The HKH is vulnerable to increasing air pollution and climate change. It has experienced a rapid increase in air pollution in recent decades, with far-reaching and hazardous consequences on environmental and human health. In many places, both urban and rural, pollutants have reached alarming levels, threatening the health of millions of people in the region, particularly women, children, and the elderly; in each of these groups, the poor are the most vulnerable. 

The socioeconomic impact of this slow-motion disaster on the environment, human health, and society is immense. The largest sources of air pollution in the HKH are solid waste, household emissions from cook stoves, and open burning of agricultural residue. Forest fires, diesel engines, brick kilns, and fossil fuel based energy production also comprise a significant portion of air pollution. During much of the dry season a thick regional haze blankets the lower-elevations of the southern HKH and the Indo- Gangetic Plains (IGP).
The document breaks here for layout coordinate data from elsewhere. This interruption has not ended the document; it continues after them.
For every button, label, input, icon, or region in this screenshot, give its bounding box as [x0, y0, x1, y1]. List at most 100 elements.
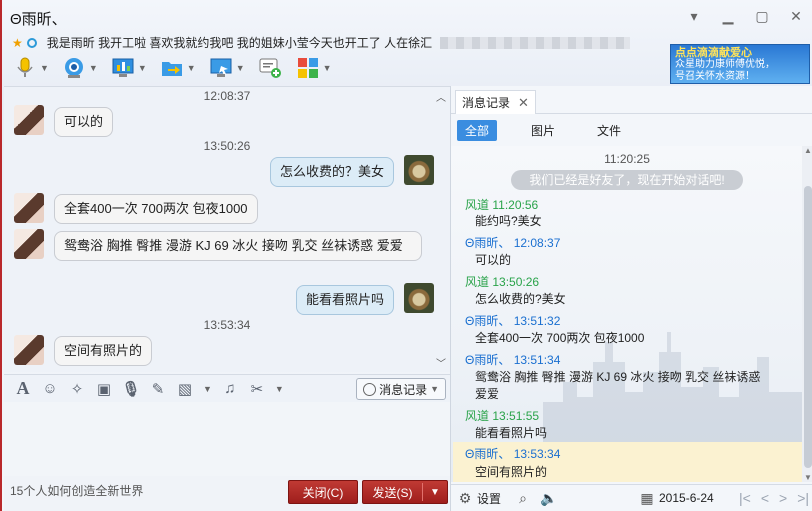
image-icon[interactable]: ▧: [176, 380, 194, 398]
history-list[interactable]: 11:20:25 我们已经是好友了，现在开始对话吧! 风道 11:20:56 能…: [451, 146, 803, 482]
video-call-button[interactable]: ▼: [61, 54, 98, 82]
music-icon[interactable]: ♫: [221, 380, 239, 398]
tab-message-record[interactable]: 消息记录 ✕: [455, 90, 536, 114]
ad-line: 号召关怀水资源！: [675, 71, 755, 82]
filter-all[interactable]: 全部: [457, 120, 498, 141]
clock-icon: [363, 382, 377, 396]
star-icon: ★: [12, 35, 23, 50]
history-tabbar: 消息记录 ✕: [451, 86, 812, 114]
send-file-button[interactable]: ▼: [159, 54, 196, 82]
tab-label: 消息记录: [462, 96, 511, 110]
chevron-down-icon[interactable]: ▼: [203, 384, 212, 394]
next-page-icon[interactable]: >: [779, 490, 787, 506]
history-entry-text: 能约吗?美女: [475, 214, 542, 228]
screen-share-icon: [208, 56, 234, 80]
scroll-up-icon[interactable]: ▲: [802, 146, 812, 155]
chevron-down-icon: ▼: [430, 384, 439, 394]
apps-grid-icon: [295, 56, 321, 80]
history-entry-header: 风道 13:50:26: [465, 275, 540, 289]
message-bubble: 能看看照片吗: [295, 285, 394, 315]
search-icon[interactable]: ⌕: [515, 490, 531, 506]
chevron-down-icon[interactable]: ▼: [236, 63, 245, 73]
dropdown-icon[interactable]: ▾: [686, 8, 702, 24]
my-avatar[interactable]: [404, 155, 434, 185]
expand-arrow-icon[interactable]: ﹀: [436, 355, 446, 370]
ad-banner[interactable]: 点点滴滴献爱心 众星助力康师傅优悦， 号召关怀水资源！: [670, 44, 810, 84]
close-icon[interactable]: ✕: [518, 95, 529, 111]
history-entry-text: 能看看照片吗: [475, 426, 548, 440]
message-bubble: 怎么收费的？美女: [269, 157, 394, 187]
contact-avatar[interactable]: [14, 193, 44, 223]
group-chat-button[interactable]: [257, 54, 283, 82]
first-page-icon[interactable]: |<: [739, 490, 751, 506]
voice-call-button[interactable]: ▼: [12, 54, 49, 82]
chevron-down-icon[interactable]: ▼: [89, 63, 98, 73]
date-picker[interactable]: ▦ 2015-6-24: [639, 489, 713, 506]
contact-avatar[interactable]: [14, 229, 44, 259]
font-icon[interactable]: A: [14, 378, 32, 398]
redacted-text: [440, 36, 631, 49]
history-entry-header: 风道 11:20:56: [465, 198, 539, 212]
chevron-down-icon[interactable]: ▼: [275, 384, 284, 394]
scroll-down-icon[interactable]: ▼: [802, 473, 812, 482]
my-avatar[interactable]: [404, 283, 434, 313]
signature-text: 我是雨昕 我开工啦 喜欢我就约我吧 我的姐妹小莹今天也开工了 人在徐汇: [46, 36, 433, 50]
last-page-icon[interactable]: >|: [797, 490, 809, 506]
monitor-chart-icon: [110, 56, 136, 80]
chevron-down-icon[interactable]: ▼: [423, 487, 447, 498]
screenshot-icon[interactable]: ✂: [248, 380, 266, 398]
scroll-thumb[interactable]: [804, 186, 812, 468]
calendar-icon: ▦: [640, 489, 654, 506]
send-button[interactable]: 发送(S) ▼: [362, 480, 448, 504]
microphone-icon: [12, 56, 38, 80]
history-entry-header: Θ雨昕、 13:51:32: [465, 314, 561, 328]
history-entry-text: 全套400一次 700两次 包夜1000: [475, 331, 645, 345]
contact-avatar[interactable]: [14, 335, 44, 365]
message-input[interactable]: [4, 402, 450, 476]
minimize-icon[interactable]: ▁: [720, 8, 736, 24]
message-bubble: 全套400一次 700两次 包夜1000: [54, 194, 258, 224]
settings-button[interactable]: ⚙ 设置: [457, 490, 501, 507]
history-scrollbar[interactable]: ▲ ▼: [802, 146, 812, 482]
chevron-down-icon[interactable]: ▼: [323, 63, 332, 73]
status-icon: [26, 37, 37, 48]
video-clip-icon[interactable]: ▣: [95, 380, 113, 398]
contact-avatar[interactable]: [14, 105, 44, 135]
history-entry-text: 空间有照片的: [475, 465, 548, 479]
folder-arrow-icon: [159, 56, 185, 80]
ad-line: 众星助力康师傅优悦，: [675, 59, 775, 70]
close-button[interactable]: 关闭(C): [288, 480, 358, 504]
filter-files[interactable]: 文件: [589, 120, 629, 141]
apps-button[interactable]: ▼: [295, 54, 332, 82]
webcam-icon: [61, 56, 87, 80]
message-timestamp: 13:50:26: [203, 139, 251, 153]
emoji-icon[interactable]: ☺: [41, 380, 59, 398]
mic-icon[interactable]: 🎙: [121, 380, 140, 398]
history-entry-header: 风道 13:51:55: [465, 409, 540, 423]
close-icon[interactable]: ✕: [788, 8, 804, 24]
maximize-icon[interactable]: ▢: [754, 8, 770, 24]
chat-messages[interactable]: ︿ 12:08:37 可以的 13:50:26 怎么收费的？美女 全套400一次…: [4, 86, 450, 372]
contact-name: Θ雨昕、: [10, 11, 67, 28]
message-record-button[interactable]: 消息记录 ▼: [356, 378, 446, 400]
chevron-down-icon[interactable]: ▼: [187, 63, 196, 73]
history-entry-header: Θ雨昕、 12:08:37: [465, 236, 561, 250]
screen-share-button[interactable]: ▼: [208, 54, 245, 82]
prev-page-icon[interactable]: <: [761, 490, 769, 506]
message-bubble: 鸳鸯浴 胸推 臀推 漫游 KJ 69 冰火 接吻 乳交 丝袜诱惑 爱爱: [54, 231, 422, 261]
magic-icon[interactable]: ✧: [68, 380, 86, 398]
speaker-icon[interactable]: 🔈: [540, 490, 557, 506]
tip-link[interactable]: 15个人如何创造全新世界: [10, 482, 143, 499]
chevron-down-icon[interactable]: ▼: [40, 63, 49, 73]
history-entry-text: 怎么收费的?美女: [475, 292, 566, 306]
filter-images[interactable]: 图片: [523, 120, 563, 141]
signature-row: ★ 我是雨昕 我开工啦 喜欢我就约我吧 我的姐妹小莹今天也开工了 人在徐汇: [12, 34, 631, 51]
edit-icon[interactable]: ✎: [149, 380, 167, 398]
chevron-down-icon[interactable]: ▼: [138, 63, 147, 73]
message-record-label: 消息记录: [379, 382, 428, 397]
history-entry-text: 可以的: [475, 253, 512, 267]
history-timestamp: 11:20:25: [604, 152, 650, 166]
history-entry-header: Θ雨昕、 13:53:34: [465, 447, 561, 461]
remote-assist-button[interactable]: ▼: [110, 54, 147, 82]
send-label: 发送(S): [372, 485, 413, 500]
The haze affects regional climate, altering precipitation patterns, contributing to the formation of persistent winter fog, and reducing visibility and sunlight (which affects aviation, tourism, ecosystems, and agricultural production). At higher elevations in the HKH, black carbon and other aerosols contribute to a temperature increase that is among the swiftest in the world, leading to rapid melting of the Himalayan cryosphere and resulting in consequent changes in downstream water availability. 

In 2013 ICIMOD established the Atmosphere Initiative to increase scientific understanding of the HKH atmosphere and to seek mitigating solutions to air pollution challenges. ICIMOD identified major data gaps in this area and worked with the governments of Bhutan and Nepal to establish atmospheric observatories at five locations in Bhutan and seven in Nepal (ranging from 100 to 4,900 masl). ICIMOD established an in-house modeling centre, hired PhD fellows, hosted a variety of training courses, and launched collaborative studies to gain a better understanding of emission sources, the physics and chemistry of urban air pollution, as well as the recent persistent winter fog across the IGP. 

Outcome 

RMCs use science-based knowledge on air quality, atmospheric processes and climate to shape policies and actions leading to air pollution mitigation for improved environment and human health.